"The Creature from the black lagoon"
by Björn Pohl - UKC 29/Sep/2016
Daniel Woods has fiinally climbed through his mental barrier and made the first ascent of The Creature from the black lagoon, ~8C+, at the Upper Chaos Canyon at Chaos Canyon, Colorado.
The Monster from the black lagoon is the low start to Leviathan style, ~8A, and Daniel says "...it felt like v15 to get into the stand of leviathan, no rest, then soft 11 to the top."
He also says that he could do all the moves and link a few of them already on day one, but that it, as so often is the case, turned into a mental battle.
I finally got to the point where I was sure it was in the bag. More days passed and I continued to fail. I would link multiple times from just 3 moves in to the top, but could never add in the first 3 relatively easy moves.

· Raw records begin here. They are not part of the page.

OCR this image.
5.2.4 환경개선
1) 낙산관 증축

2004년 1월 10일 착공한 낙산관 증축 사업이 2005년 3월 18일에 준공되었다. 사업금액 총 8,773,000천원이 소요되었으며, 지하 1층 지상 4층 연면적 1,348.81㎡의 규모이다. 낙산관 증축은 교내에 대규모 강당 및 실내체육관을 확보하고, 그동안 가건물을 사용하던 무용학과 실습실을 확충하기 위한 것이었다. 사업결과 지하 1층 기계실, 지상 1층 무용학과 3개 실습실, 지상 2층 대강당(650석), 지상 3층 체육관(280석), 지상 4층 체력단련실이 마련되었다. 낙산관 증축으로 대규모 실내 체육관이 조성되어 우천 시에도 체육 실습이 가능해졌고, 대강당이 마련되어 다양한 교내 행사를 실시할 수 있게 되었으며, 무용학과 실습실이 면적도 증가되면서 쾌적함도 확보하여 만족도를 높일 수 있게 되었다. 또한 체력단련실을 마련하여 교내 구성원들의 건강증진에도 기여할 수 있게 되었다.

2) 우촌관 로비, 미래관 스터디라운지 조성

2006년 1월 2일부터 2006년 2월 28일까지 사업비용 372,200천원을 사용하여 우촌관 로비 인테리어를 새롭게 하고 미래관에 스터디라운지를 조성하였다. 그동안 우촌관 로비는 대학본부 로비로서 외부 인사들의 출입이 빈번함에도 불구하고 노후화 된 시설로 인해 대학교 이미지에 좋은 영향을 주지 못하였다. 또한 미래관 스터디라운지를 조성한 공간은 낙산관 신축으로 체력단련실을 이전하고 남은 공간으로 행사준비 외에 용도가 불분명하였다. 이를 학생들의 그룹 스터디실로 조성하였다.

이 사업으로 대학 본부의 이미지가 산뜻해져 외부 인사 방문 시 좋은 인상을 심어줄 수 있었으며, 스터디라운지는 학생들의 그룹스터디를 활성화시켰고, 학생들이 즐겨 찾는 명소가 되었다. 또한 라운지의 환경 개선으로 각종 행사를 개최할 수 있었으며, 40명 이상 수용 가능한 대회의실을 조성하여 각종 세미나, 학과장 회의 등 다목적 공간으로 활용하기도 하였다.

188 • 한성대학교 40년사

This tripped me out considering that the Boulder had essentially been climbed haha. I became worried that I had already mind fucked myself and would have to wait for a new season to start fresh and see the bloc through with another set of eyes. Motivation to climb something is funny in that way. I go through this same struggle with everything challenging that I try. I beat myself up because I know it's there and overcoming mental disbelief is the most satisfying feeling for me in climbing. I had false confidence in the beginning with this thing, and that is what led me into a war of attrition. Luckily, can just look back at all those failed attempts over the course of 15 days and smile.
About the difficulty, he says: I believe this line is harder than most 15s I've done so why not call it 16... and that the same level in bouldering has maintained from Fred Nicole, Bernd Zangerl, and Klem loskot a decade ago until now. We can either acknowledge what is a level up from the standard of 15 (based off of consensus over the years) or continue climbing v15 for another decade.
This was Daniel Woods' third ~8C+ after Hypnotized minds, which he put up back in 2010, and The Process at the Buttermilks., which put up in January last year. The former didn't see a repeat until this year, when Rustam Gelmanov made a relatively quick repeat, the latter lost parts of a crucial hold shortly after the first ascent. Whether it's still roughly of the same difficulty remains to be seen.
Let's hope it doesn't take too long for Daniel's new creation to get repeated.